Thursday, 10 August 2017

Monkeys? What has this to do with monkeys?

If we evolved from monkeys, how come there are still monkeys? If the Conservatives are so economically competent, how come they’ve had to borrow so much money? Yeah, well if monopolies are so bad, how come there is only one Monopolies Commission? Answer me that! These and many more are the afterthought clinchers, the killer responses that you thought of just after the debate ended. They are also – like so many of these killer retorts – mostly as insubstantial as the rest of the preceding argument. Oft as not you later realise they were as fallacious as all that went before.

Thus has the Brexit war proceeded; from who is going to staff our NHS and who is going to pick our fruit, as one trite objection has surfaced and become mundane by repetition, another has sprung up to nudge it off the headlines. Damn you, employment figures, damn you, financial Armageddon and your insistence on not showing up to the party we held in your honour. Why can’t we get Brexiteers to admit that they were wrong? So very, very wrong; can’t they see how insignificant, ignorant, xenophobic, small-minded and... and... just wrong, they are?
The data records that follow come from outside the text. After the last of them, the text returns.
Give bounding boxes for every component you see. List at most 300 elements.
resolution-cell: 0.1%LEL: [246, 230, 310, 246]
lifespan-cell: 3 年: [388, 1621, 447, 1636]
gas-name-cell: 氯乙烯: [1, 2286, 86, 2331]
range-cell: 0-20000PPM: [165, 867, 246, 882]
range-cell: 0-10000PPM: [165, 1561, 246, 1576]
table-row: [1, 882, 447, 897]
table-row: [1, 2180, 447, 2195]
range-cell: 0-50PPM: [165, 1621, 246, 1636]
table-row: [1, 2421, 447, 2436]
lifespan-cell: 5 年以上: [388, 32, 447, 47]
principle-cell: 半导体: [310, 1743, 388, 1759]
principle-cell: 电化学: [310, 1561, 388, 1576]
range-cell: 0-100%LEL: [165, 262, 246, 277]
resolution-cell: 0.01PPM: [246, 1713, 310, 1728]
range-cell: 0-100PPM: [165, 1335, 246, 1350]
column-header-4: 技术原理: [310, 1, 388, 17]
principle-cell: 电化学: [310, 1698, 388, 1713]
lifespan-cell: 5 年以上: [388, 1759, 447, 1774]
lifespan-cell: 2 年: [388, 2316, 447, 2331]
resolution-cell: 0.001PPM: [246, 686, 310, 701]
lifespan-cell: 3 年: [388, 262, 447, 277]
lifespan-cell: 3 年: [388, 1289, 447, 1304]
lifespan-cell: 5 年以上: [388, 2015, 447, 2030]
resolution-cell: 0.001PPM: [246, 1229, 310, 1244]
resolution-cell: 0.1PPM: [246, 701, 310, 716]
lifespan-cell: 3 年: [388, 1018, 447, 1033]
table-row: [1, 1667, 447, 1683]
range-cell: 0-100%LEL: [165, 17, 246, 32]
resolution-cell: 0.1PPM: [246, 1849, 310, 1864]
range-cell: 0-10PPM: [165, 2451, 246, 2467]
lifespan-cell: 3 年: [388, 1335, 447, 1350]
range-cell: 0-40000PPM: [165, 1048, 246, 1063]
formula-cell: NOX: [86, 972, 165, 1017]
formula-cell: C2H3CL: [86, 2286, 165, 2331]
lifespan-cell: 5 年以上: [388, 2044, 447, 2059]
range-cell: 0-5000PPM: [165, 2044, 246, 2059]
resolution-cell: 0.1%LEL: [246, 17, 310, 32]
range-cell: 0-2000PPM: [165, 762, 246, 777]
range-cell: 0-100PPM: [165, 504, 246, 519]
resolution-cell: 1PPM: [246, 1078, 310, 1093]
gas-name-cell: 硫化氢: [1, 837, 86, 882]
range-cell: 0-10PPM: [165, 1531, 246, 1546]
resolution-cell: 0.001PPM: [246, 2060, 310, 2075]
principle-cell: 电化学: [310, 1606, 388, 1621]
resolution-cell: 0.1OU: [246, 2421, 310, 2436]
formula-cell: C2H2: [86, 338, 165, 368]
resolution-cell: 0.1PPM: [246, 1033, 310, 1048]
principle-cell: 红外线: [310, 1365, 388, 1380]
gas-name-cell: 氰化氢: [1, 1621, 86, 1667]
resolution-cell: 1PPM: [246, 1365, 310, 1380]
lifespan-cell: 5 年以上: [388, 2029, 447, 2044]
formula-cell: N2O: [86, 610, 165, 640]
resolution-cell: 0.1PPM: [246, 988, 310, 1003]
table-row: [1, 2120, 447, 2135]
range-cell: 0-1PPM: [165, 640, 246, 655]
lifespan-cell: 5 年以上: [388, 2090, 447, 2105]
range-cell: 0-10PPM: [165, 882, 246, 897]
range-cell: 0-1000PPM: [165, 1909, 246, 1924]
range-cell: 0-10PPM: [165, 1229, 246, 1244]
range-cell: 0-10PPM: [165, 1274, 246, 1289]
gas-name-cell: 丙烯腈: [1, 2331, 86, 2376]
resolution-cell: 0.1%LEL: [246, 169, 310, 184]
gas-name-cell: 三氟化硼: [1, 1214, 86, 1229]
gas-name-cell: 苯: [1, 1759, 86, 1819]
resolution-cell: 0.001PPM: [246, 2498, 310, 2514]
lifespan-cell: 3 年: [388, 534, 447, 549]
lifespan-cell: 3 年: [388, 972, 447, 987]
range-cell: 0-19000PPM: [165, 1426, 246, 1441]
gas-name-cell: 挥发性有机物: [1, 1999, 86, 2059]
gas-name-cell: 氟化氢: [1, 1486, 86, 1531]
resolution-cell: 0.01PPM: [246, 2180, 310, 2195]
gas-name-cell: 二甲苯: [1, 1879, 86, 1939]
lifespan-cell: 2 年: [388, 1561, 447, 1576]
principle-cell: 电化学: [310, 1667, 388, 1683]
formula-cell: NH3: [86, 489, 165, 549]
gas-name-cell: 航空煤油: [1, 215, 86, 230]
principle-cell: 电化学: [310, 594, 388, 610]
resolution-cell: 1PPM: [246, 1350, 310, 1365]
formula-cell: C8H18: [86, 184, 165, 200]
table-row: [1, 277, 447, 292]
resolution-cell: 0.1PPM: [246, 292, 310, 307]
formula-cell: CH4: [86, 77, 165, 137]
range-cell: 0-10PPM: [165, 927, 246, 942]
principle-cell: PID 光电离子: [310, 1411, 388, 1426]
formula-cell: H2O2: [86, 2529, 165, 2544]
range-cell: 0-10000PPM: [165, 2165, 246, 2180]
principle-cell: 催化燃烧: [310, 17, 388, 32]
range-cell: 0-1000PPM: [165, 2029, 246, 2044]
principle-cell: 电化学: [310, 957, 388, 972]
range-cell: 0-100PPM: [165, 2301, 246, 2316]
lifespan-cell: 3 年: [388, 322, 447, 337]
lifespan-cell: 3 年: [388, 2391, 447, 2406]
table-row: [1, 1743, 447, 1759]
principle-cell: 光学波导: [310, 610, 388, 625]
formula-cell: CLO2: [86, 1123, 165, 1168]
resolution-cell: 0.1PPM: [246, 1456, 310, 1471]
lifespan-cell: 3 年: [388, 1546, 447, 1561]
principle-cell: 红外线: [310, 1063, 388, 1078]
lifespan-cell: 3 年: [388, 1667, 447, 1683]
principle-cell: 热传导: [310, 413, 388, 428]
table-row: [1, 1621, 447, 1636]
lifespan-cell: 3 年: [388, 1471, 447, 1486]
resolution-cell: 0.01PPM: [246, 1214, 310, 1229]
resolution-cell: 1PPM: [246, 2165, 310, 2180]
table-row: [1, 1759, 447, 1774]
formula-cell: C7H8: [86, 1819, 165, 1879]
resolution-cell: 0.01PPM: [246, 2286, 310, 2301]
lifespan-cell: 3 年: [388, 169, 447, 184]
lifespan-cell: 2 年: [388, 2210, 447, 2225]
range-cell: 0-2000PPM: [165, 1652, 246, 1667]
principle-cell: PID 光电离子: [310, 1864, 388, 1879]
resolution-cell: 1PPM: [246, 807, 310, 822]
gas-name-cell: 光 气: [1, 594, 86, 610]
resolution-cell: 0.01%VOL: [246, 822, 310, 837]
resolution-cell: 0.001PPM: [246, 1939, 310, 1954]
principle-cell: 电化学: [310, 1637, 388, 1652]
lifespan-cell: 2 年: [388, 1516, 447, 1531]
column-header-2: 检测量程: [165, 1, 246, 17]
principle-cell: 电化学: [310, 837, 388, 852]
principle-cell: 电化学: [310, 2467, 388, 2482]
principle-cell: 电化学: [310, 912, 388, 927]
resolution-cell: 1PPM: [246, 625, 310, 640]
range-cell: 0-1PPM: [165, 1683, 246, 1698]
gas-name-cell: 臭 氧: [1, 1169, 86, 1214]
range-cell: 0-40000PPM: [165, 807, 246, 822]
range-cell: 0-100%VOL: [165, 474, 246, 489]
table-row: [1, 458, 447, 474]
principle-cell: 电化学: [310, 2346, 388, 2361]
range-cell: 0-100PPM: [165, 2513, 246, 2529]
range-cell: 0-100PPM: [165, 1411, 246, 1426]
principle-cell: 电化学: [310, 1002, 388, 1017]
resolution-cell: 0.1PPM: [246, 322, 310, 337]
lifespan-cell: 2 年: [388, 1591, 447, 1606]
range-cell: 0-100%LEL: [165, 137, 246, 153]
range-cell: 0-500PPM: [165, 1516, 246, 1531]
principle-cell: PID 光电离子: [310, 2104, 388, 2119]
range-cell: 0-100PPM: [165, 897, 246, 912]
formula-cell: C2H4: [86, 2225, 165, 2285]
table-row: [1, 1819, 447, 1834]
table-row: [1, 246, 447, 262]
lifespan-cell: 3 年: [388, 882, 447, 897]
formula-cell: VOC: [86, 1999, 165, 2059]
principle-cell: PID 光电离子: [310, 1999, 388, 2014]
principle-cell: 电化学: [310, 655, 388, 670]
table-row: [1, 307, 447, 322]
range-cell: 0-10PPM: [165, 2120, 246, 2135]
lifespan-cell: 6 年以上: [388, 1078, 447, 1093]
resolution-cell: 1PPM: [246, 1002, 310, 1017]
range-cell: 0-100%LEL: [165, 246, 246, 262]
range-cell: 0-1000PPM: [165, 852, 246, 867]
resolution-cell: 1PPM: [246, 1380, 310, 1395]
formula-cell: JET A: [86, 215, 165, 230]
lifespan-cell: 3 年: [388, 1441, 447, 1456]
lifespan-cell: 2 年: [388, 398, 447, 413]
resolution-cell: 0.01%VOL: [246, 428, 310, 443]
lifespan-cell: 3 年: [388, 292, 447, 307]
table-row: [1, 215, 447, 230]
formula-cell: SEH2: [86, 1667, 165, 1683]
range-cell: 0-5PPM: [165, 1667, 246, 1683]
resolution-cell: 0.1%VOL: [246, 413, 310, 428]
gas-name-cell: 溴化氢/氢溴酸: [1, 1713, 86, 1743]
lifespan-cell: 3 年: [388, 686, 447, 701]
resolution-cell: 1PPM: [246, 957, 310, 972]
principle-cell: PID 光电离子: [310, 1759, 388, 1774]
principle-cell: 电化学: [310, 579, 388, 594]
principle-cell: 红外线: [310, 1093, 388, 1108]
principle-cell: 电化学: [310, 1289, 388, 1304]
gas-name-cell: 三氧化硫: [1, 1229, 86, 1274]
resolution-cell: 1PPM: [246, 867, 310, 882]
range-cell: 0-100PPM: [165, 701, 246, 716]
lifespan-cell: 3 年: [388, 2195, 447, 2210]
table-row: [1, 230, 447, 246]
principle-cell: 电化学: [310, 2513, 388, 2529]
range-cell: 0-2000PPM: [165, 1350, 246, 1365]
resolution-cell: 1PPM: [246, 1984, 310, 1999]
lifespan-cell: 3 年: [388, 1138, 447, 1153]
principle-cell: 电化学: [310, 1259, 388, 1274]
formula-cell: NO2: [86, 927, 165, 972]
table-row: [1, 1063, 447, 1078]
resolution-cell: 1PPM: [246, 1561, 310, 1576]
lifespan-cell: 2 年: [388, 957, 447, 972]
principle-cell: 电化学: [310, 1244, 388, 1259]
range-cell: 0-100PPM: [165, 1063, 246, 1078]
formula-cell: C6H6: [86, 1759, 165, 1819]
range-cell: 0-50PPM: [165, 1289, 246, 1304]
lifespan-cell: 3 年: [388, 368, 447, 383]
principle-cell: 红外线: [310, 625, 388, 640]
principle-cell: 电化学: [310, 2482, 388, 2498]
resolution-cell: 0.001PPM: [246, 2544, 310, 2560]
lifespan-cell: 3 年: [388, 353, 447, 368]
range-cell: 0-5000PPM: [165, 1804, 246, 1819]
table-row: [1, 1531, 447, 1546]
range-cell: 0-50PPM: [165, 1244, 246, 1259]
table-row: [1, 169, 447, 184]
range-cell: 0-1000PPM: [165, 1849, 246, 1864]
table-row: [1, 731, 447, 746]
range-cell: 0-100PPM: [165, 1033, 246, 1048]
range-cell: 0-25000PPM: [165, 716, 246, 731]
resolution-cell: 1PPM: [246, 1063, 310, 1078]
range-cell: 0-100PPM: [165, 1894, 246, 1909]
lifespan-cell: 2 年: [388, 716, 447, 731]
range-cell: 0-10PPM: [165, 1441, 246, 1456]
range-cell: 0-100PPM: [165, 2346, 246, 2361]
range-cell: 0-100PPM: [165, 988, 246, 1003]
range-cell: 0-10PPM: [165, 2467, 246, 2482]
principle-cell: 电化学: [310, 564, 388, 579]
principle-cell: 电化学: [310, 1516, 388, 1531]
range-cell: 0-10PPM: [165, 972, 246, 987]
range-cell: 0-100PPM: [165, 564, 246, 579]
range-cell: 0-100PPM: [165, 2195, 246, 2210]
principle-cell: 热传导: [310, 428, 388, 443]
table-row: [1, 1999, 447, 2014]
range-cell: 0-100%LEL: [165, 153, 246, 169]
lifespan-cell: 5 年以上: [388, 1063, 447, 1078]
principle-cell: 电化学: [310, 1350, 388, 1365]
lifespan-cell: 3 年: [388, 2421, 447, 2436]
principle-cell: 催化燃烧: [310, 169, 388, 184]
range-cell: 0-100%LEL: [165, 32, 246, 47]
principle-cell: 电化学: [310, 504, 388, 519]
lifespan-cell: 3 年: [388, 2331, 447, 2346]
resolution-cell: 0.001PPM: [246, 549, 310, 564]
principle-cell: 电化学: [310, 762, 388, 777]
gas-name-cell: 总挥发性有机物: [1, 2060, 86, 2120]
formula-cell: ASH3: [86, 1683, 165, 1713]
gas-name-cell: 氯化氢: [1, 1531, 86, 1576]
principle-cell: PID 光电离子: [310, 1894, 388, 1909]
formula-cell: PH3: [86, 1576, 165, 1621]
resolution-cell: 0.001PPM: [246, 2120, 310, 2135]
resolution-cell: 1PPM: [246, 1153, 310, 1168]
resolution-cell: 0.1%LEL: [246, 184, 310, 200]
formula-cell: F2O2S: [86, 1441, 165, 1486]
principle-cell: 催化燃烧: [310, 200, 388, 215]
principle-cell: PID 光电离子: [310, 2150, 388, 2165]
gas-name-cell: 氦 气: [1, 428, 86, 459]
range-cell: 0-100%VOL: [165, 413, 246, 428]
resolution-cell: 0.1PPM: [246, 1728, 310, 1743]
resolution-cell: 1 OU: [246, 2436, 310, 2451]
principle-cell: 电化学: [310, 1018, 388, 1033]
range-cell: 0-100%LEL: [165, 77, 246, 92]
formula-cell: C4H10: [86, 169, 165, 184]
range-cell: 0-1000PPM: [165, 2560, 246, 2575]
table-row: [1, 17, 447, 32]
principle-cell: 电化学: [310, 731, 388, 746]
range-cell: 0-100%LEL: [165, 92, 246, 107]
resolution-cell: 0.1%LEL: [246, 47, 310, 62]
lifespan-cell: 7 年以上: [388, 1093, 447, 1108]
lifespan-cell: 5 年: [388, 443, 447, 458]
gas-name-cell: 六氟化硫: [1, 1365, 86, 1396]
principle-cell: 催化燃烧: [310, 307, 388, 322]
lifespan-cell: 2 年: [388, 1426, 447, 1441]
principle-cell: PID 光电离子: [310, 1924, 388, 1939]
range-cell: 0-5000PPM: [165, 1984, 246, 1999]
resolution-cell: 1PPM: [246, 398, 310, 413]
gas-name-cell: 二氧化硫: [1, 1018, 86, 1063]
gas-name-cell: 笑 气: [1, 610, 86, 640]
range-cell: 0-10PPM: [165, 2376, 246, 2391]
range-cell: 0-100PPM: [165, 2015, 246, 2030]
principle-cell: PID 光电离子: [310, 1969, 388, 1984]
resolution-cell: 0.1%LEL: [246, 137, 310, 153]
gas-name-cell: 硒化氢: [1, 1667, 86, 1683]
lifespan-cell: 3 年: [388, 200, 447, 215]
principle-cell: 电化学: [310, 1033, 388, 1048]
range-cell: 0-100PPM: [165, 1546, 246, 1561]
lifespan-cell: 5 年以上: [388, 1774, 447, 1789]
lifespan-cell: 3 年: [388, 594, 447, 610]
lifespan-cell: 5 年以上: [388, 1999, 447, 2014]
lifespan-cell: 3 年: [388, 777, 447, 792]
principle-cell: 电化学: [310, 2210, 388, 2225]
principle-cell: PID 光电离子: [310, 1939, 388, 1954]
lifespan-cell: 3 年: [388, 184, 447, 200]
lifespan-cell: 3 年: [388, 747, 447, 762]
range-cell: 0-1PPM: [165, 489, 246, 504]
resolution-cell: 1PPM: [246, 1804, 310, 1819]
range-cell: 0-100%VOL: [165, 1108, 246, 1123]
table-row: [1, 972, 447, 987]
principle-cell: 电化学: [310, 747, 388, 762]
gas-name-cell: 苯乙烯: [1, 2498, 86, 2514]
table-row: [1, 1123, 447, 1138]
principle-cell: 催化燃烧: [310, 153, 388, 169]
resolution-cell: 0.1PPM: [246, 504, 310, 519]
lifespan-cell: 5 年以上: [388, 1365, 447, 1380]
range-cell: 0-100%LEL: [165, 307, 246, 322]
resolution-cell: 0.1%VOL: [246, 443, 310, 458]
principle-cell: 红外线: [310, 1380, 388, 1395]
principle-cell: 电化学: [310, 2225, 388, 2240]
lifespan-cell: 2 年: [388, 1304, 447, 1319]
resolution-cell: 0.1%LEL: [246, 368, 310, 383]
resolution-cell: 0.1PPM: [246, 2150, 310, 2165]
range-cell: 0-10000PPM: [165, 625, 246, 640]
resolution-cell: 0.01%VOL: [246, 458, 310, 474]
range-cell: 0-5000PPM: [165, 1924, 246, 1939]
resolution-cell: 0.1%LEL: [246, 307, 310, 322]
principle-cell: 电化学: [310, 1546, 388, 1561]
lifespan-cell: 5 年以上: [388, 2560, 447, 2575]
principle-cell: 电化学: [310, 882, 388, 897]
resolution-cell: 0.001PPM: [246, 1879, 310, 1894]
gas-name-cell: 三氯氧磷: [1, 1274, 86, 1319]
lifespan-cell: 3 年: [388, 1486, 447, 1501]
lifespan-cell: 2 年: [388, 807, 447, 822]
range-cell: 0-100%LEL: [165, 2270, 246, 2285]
In the face of all this we have offered up a wry smile, pointed to the Brexit scoreboard (52:48, by the way, in case you’d forgotten) and got on with our lives. Because, while the overall demeanour of the average ardent EU-phile has been one of gloom, despondency and downright, fist-balled, pessimistic fury, the average Outer has largely carried on regardless with a spring in his step and  jaunty little whistle. Like watching a tantrum-fuelled toddler thrashing about, we find the whole situation hilarious. While we might express some concern for those who are merely confused, when it comes to seeing those who had assumed ultimate authority over all our lives suddenly losing their grip, what’s not to like?

They’ve put their oh-so-clever heads together, they who have long peddled Project Fear and launched their latest afterthought clincher, to wit: “If Brexit is such a good idea, give me one tangible, practical example of the benefits.” It’s everywhere right now, that challenge. But Just as they misread the mood of the people on whom were imposed illiberal thought policing, multicultural mayhem and the idiocy of diversity above all, they have misread the battlefield they are playing on. They are going to be so cross when they find out.

‘Studies’ show how low-information voters defy the carefully constructed machinations of those who know so much better... But (and this especially includes all who make a living from trying to understand how people work ) those same studies often backfire and demonstrate nothing so much as how a closed mind – the very thing they accuse us of – is incapable of understanding how people work. Philosophers, ‘humanists’, economists, politicians, psychologists, ‘thought leaders’... the list goes on; the experts are revealed to be charlatans and self-interested frauds.

Brexit isn’t a tangible, practical thing; it doesn’t come with a list of ‘benefits’. Brexit has revealed itself to be more of an emotional tool and it has shone a light on much that we long suspected. On completion of the ‘divorce’ process there will be no miracle new way; nobody expects that. But there won’t be a cliff-edge disaster either because life will go on and opportunistic humans will make the most of it and yes, that includes even the remainers who seem so desperate right now for it to fail.


We are sanguine in the face of your ceaseless insults because what Brexit has shown is that the power can be prised from the grasp of the elites and that while democracy may be far from perfect it still gives us the freedom to exercise our will. And more, the reaction against Brexit has revealed just how much contempt those elites – academic, political, sociological, etc – hold for we ‘little people’. We now know, if we hadn’t known before, that you can’t trust a disinterested third party with the personal freedoms you hold so precious. You wanted a tangible benefit of voting for Brexit? That alone is priceless.

2 comments:

  1. For some reason (and it may be my computer) I am unable to put a 'tick' against 'spot on!' So, there is a comment instead. Spot-on as always.